The first episode of the soap opera was delivered via 488 tweets over 6 days on Twitter. The main character is a medical simulation mannequin, Stanley, who writes about love, basketball and his medical adventures. The project helps teach and reinforce quality and safety learning competencies. Using Twitter allows for improvisation and the incorporation of real time current events. The Twitter followers are also able to participate, ask questions and make comments using Twitter.
Sharon Hawks teaches a professional leadership course to advanced practice nursing students. Content areas include topics such as health care reform, medical ethics and the implications of health care polices. Using Google sites, a wiki was created to manage course content and to provide a platform for increased interaction among students and faculty.

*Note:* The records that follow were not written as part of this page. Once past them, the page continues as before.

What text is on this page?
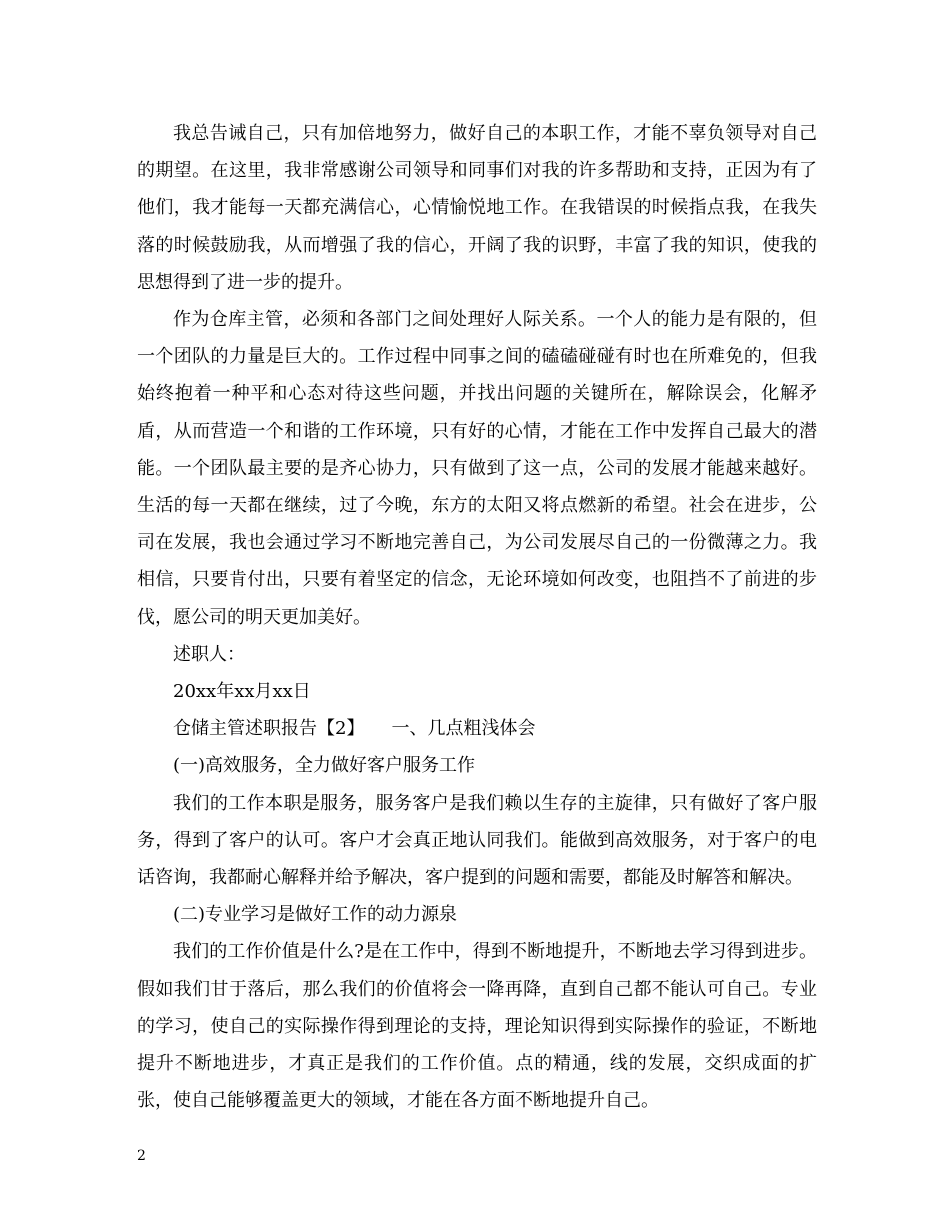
我总告诫自己，只有加倍地努力，做好自己的本职工作，才能不辜负领导对自己的期望。在这里，我非常感谢公司领导和同事们对我的许多帮助和支持，正因为有了他们，我才能每一天都充满信心，心情愉悦地工作。在我错误的时候指点我，在我失落的时候鼓励我，从而增强了我的信心，开阔了我的识野，丰富了我的知识，使我的思想得到了进一步的提升。

作为仓库主管，必须和各部门之间处理好人际关系。一个人的能力是有限的，但一个团队的力量是巨大的。工作过程中同事之间的磕磕碰碰有时也在所难免的，但我始终抱着一种平和心态对待这些问题，并找出问题的关键所在，解除误会，化解矛盾，从而营造一个和谐的工作环境，只有好的心情，才能在工作中发挥自己最大的潜能。一个团队最主要的是齐心协力，只有做到了这一点，公司的发展才能越来越好。生活的每一天都在继续，过了今晚，东方的太阳又将点燃新的希望。社会在进步，公司在发展，我也会通过学习不断地完善自己，为公司发展尽自己的一份微薄之力。我相信，只要肯付出，只要有着坚定的信念，无论环境如何改变，也阻挡不了前进的步伐，愿公司的明天更加美好。

述职人：

20xx年xx月xx日

仓储主管述职报告【2】　　一、几点粗浅体会

(一)高效服务，全力做好客户服务工作

我们的工作本职是服务，服务客户是我们赖以生存的主旋律，只有做好了客户服务，得到了客户的认可。客户才会真正地认同我们。能做到高效服务，对于客户的电话咨询，我都耐心解释并给予解决，客户提到的问题和需要，都能及时解答和解决。

(二)专业学习是做好工作的动力源泉

我们的工作价值是什么?是在工作中，得到不断地提升，不断地去学习得到进步。假如我们甘于落后，那么我们的价值将会一降再降，直到自己都不能认可自己。专业的学习，使自己的实际操作得到理论的支持，理论知识得到实际操作的验证，不断地提升不断地进步，才真正是我们的工作价值。点的精通，线的发展，交织成面的扩张，使自己能够覆盖更大的领域，才能在各方面不断地提升自己。

2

Students were asked to evaluate the use of the wiki as compared to the Blackboard learning management system.
Deborah Reisinger and Joan Clifford, Romance Studies
This project explores having students play a greater role in the assessment process and asks whether this role results in improved (or a perceived improvement in) oral presentation skills. The project goals are multiple:
- to bring student awareness to specific aspects of oral performance and presentation,
- to improve oral presentation skills, and
- to increase student engagement in unmonitored class assignments such as pair work.
The presentation will include results from pre- and post- attitude assessments, class-created and revised rubrics, samples of videotaped presentations with embedded self-assessments (via VoiceThread) and faculty conclusions.